Wheelwright Prize Lecture: Daniel Fernández Pascual, “Being Shellfish: Architectures of Intertidal Cohabitation”

Two orange, yellow and gray murals against gray concrete floor.

Bivalve Murals, Cooking Sections (2023-ongoing). Photo by CLIMAVORE CIC.

Event Description

Tidal zones are liminal spaces that challenge the ecological, legal and financial thresholds of coastal areas. They appear, disappear, reappear, and constantly change in size and chemistry, while shaped by new human-made seasons of wetland draining and ocean pollution. Following CLIMAVORE, a framework that investigates ways of metabolizing climate breakdown, these littoral spaces are at the core of entanglements between risk and social security, profit margins and contamination struggles, geological processes and weather events; between what is used and what is refused. Thinking with waste seashells and beach-cast seaweeds allows us to expand the possibilities of caring for coastal ecologies, while sensing and monitoring human actions affecting them. As awareness about the environmental footprint of construction and the ‘mitigation’ of its associated toxicities increases, transitions to other forms of building may connect to materials from intertidal origin that can also contribute to addressing the broken food chain. Seaweeds and bivalves have been key in human and nonhuman diets, and used as building substrate across geographies over millennia. Their role in providing nourishment and shelter has supported coastal dwellers to invent unique forms of collective usership through cultivation, harvest, sourcing, processing; and building techniques such as thatching, cladding, insulation, and plastering. Both ingredient and material, they can advance an architecture for the tidal commons.

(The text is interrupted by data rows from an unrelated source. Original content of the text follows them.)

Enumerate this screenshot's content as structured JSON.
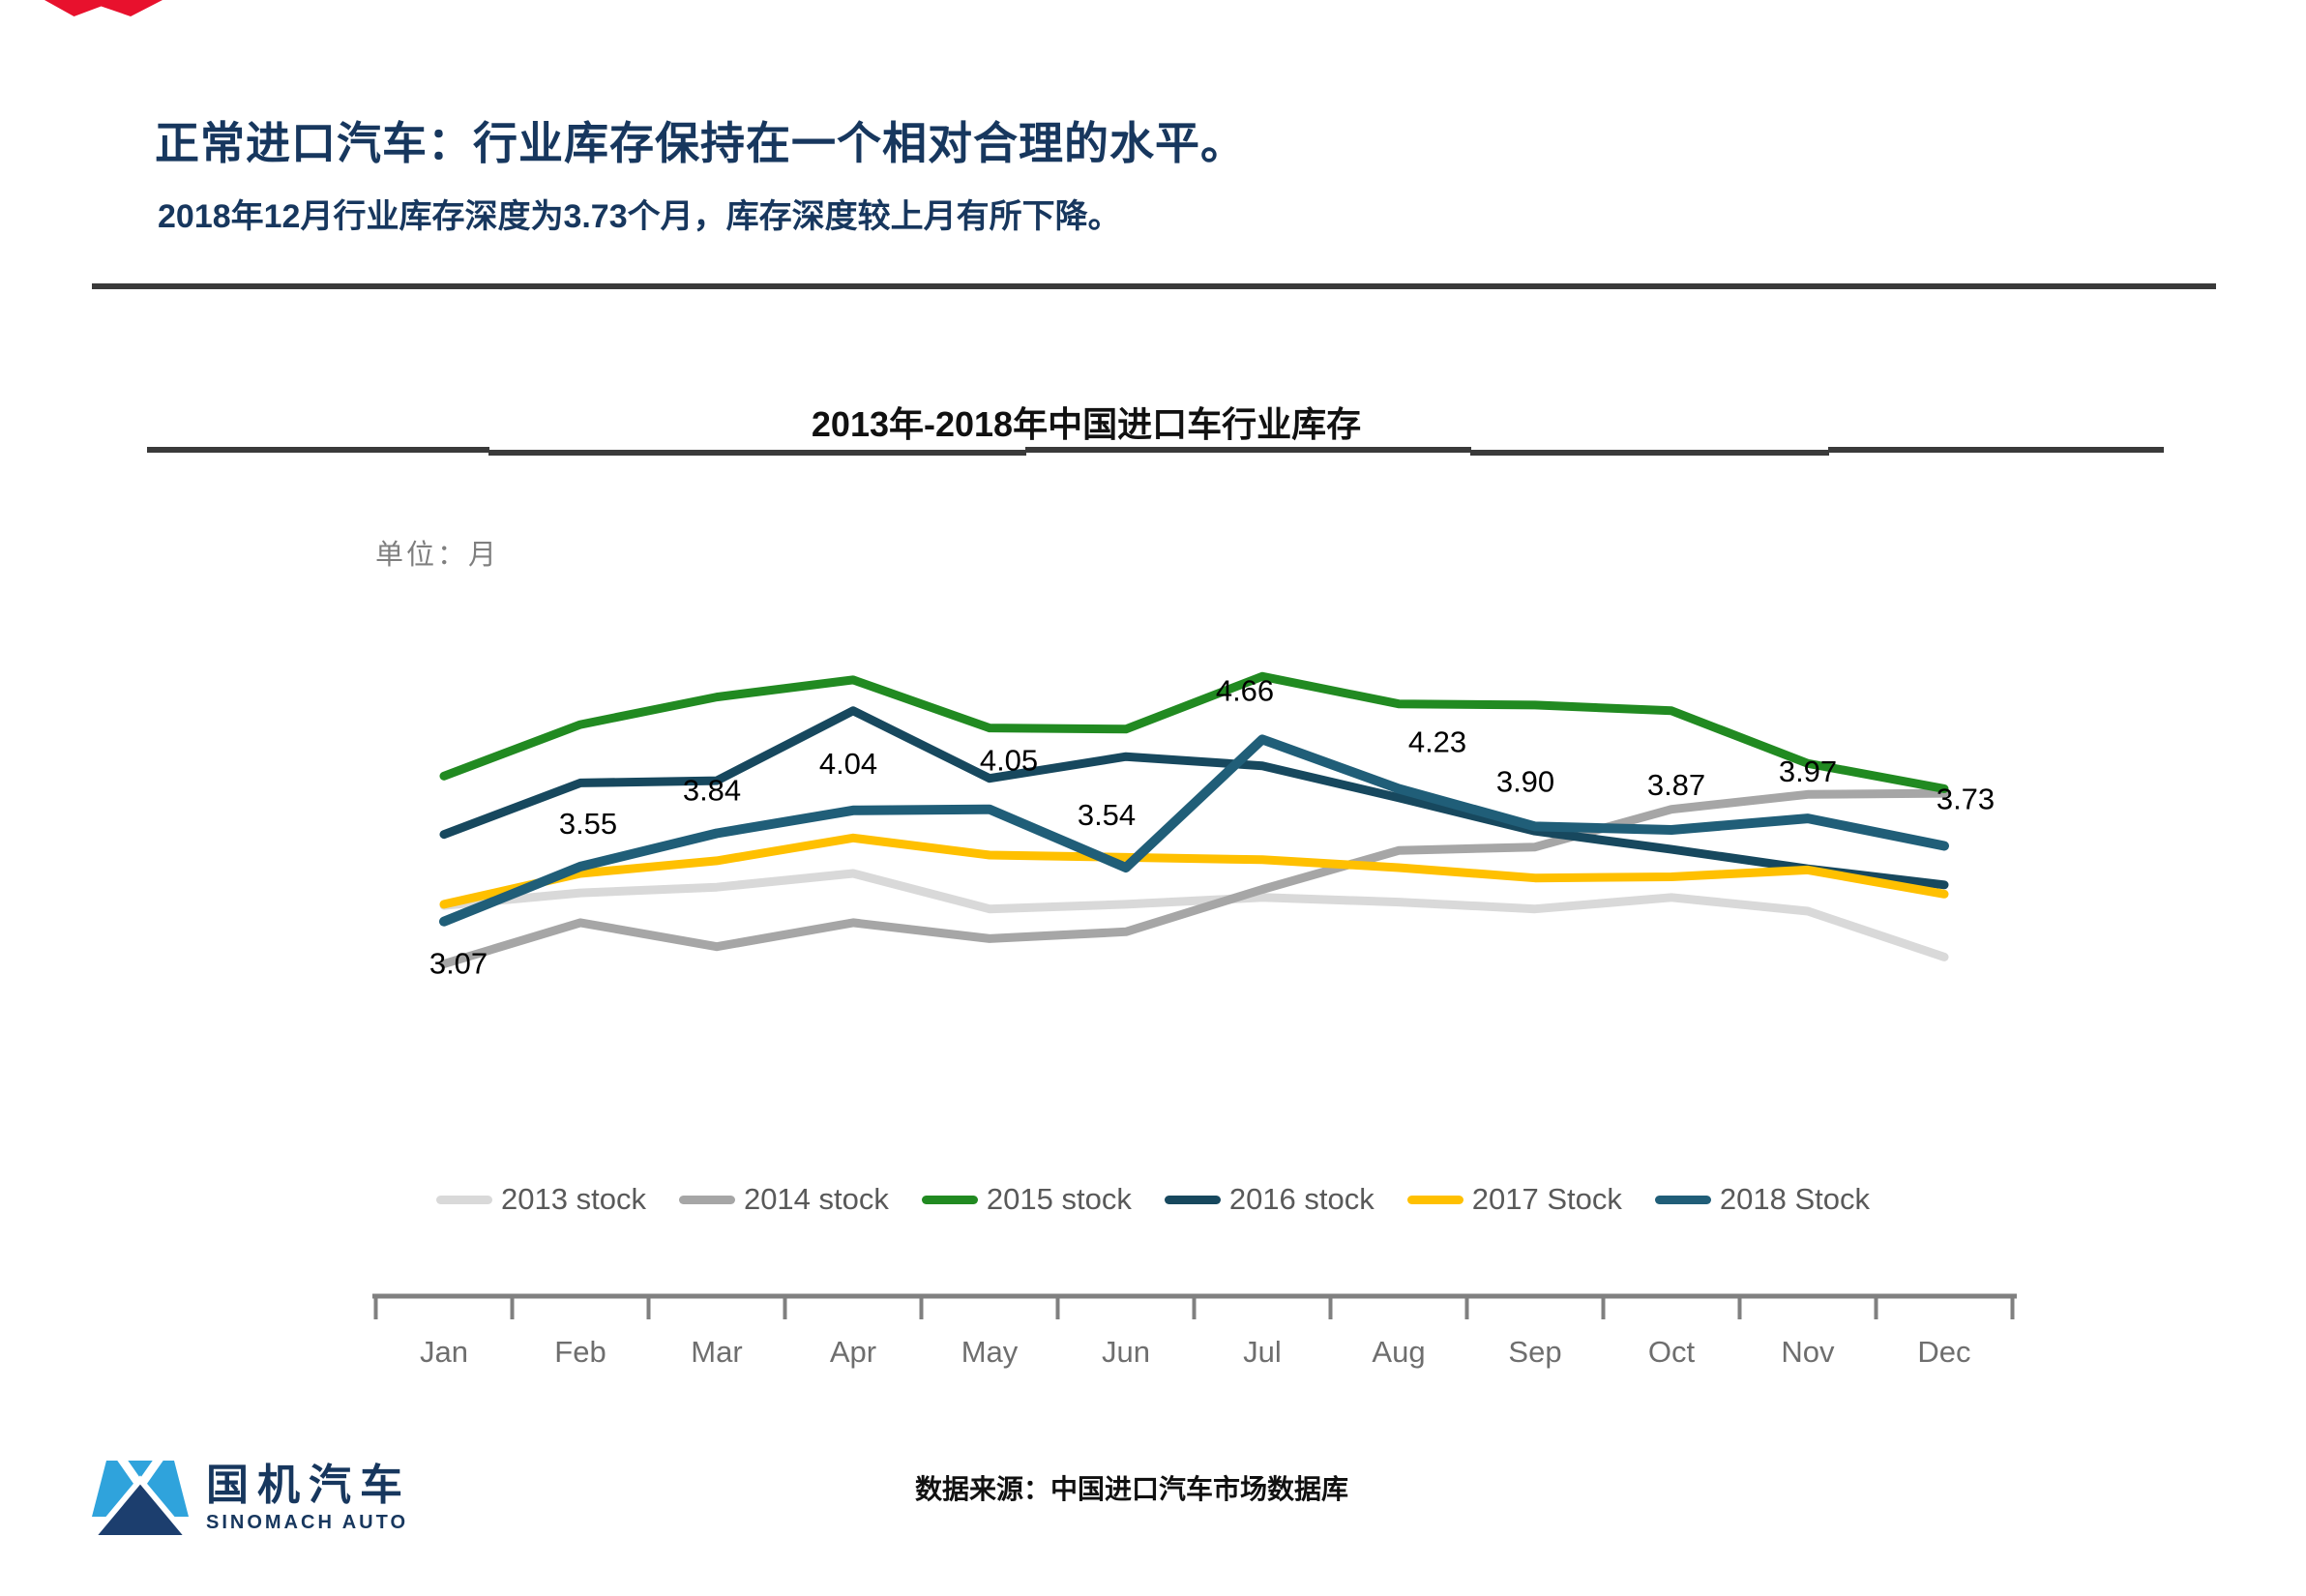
{
  "page": {
    "title": "正常进口汽车：行业库存保持在一个相对合理的水平。",
    "subtitle": "2018年12月行业库存深度为3.73个月，库存深度较上月有所下降。",
    "source": "数据来源：中国进口汽车市场数据库",
    "logo": {
      "cn": "国机汽车",
      "en": "SINOMACH AUTO"
    }
  },
  "colors": {
    "title_blue": "#17375e",
    "rule_dark": "#3a3a3a",
    "axis_gray": "#808080",
    "tick_label_gray": "#6e6e6e",
    "legend_text_gray": "#595959",
    "red_accent": "#e8112d",
    "logo_light_blue": "#2fa3dc",
    "logo_navy": "#1c3e6e"
  },
  "chart_data": {
    "type": "line",
    "title": "2013年-2018年中国进口车行业库存",
    "unit_label": "单位：月",
    "xlabel": "",
    "ylabel": "月",
    "grid": false,
    "legend_position": "bottom",
    "ylim": [
      2.4,
      5.5
    ],
    "categories": [
      "Jan",
      "Feb",
      "Mar",
      "Apr",
      "May",
      "Jun",
      "Jul",
      "Aug",
      "Sep",
      "Oct",
      "Nov",
      "Dec"
    ],
    "series": [
      {
        "name": "2013 stock",
        "color": "#d9d9d9",
        "values": [
          3.21,
          3.32,
          3.37,
          3.49,
          3.18,
          3.22,
          3.28,
          3.24,
          3.18,
          3.28,
          3.16,
          2.76
        ]
      },
      {
        "name": "2014 stock",
        "color": "#a6a6a6",
        "values": [
          2.7,
          3.06,
          2.85,
          3.06,
          2.92,
          2.98,
          3.35,
          3.69,
          3.72,
          4.05,
          4.18,
          4.19
        ]
      },
      {
        "name": "2015 stock",
        "color": "#218a21",
        "values": [
          4.34,
          4.79,
          5.03,
          5.18,
          4.76,
          4.75,
          5.21,
          4.97,
          4.96,
          4.91,
          4.45,
          4.23
        ]
      },
      {
        "name": "2016 stock",
        "color": "#17485e",
        "values": [
          3.83,
          4.28,
          4.3,
          4.91,
          4.32,
          4.51,
          4.43,
          4.15,
          3.86,
          3.7,
          3.53,
          3.39
        ]
      },
      {
        "name": "2017 Stock",
        "color": "#ffc000",
        "values": [
          3.22,
          3.49,
          3.6,
          3.8,
          3.65,
          3.63,
          3.61,
          3.54,
          3.45,
          3.46,
          3.52,
          3.31
        ]
      },
      {
        "name": "2018 Stock",
        "color": "#205e78",
        "labeled": true,
        "values": [
          3.07,
          3.55,
          3.84,
          4.04,
          4.05,
          3.54,
          4.66,
          4.23,
          3.9,
          3.87,
          3.97,
          3.73
        ]
      }
    ]
  }
}
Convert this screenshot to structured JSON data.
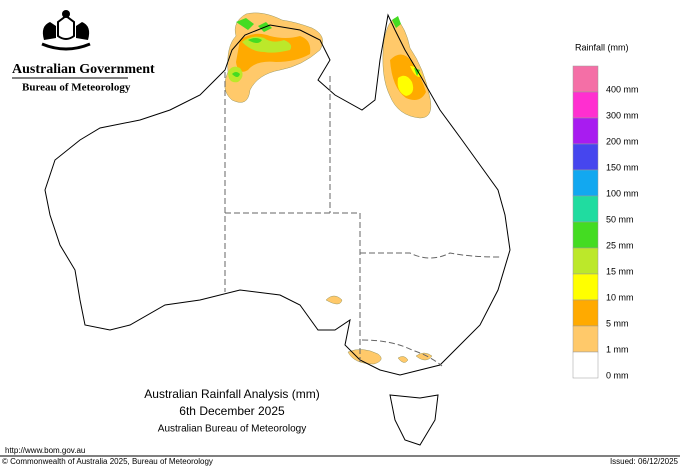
{
  "header": {
    "agency": "Australian Government",
    "bureau": "Bureau of Meteorology"
  },
  "title": {
    "line1": "Australian Rainfall Analysis (mm)",
    "line2": "6th December 2025",
    "line3": "Australian Bureau of Meteorology"
  },
  "legend": {
    "title": "Rainfall (mm)",
    "colors": [
      "#f46fa6",
      "#ff2fd0",
      "#a81cf0",
      "#4646ee",
      "#12a8f0",
      "#20dca0",
      "#44dc22",
      "#bce82a",
      "#ffff00",
      "#ffaa00",
      "#ffc96a",
      "#ffffff"
    ],
    "labels": [
      "400 mm",
      "300 mm",
      "200 mm",
      "150 mm",
      "100 mm",
      "50 mm",
      "25 mm",
      "15 mm",
      "10 mm",
      "5 mm",
      "1 mm",
      "0 mm"
    ]
  },
  "footer": {
    "url": "http://www.bom.gov.au",
    "copyright": "© Commonwealth of Australia 2025, Bureau of Meteorology",
    "issued": "Issued: 06/12/2025"
  }
}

Photo of Daniel Fernandez Pascual against gray planks background.Daniel Fernández Pascual is Senior Research Fellow and one of the Principal Investigators at CLIMAVORE x Jameel at RCA. He holds an MArch from ETSA Madrid, an MSc in Urban Design from TU Berlin and Tongji University Shanghai, and a PhD from the Centre for Research Architecture, Goldsmiths, University of London. In 2013 he co-founded Cooking Sections with Alon Schwabe. Based in London, their work explores systems that organize the world through food. Using installation, performance, mapping and video, their research-based practice operates within the overlapping boundaries of architecture, visual culture and ecology. Since 2015 Cooking Sections are working on multiple iterations of the long-term CLIMAVORE project, exploring how to eat as humans change climates. Cooking Sections was part of the exhibition at the U.S. Pavilion, 2014 Venice Architecture Biennale. Their work has also been exhibited at Los Angeles Public Art Triennial; Carnegie Museum of Art, Pittsburgh; Arthur Ross Architecture Gallery Columbia GSAPP, New York; P.5 New Orleans Triennial; Sharjah Architecture Triennial; Tate Britain and Serpentine Galleries, London; Manifesta12, Palermo; Storefront for Art & Architecture, New York; Lafayette Anticipations, Paris; SALT, Istanbul; and have been residents in Headlands Center for the Arts, California; and The Politics of Food at Delfina Foundation, London. Published books include The Empire Remains Shop (Columbia Books on Architecture and the City, 2018), Salmon: A Red Herring (isolarii, 2020) and Offsetted (Hatje Cantz, 2022).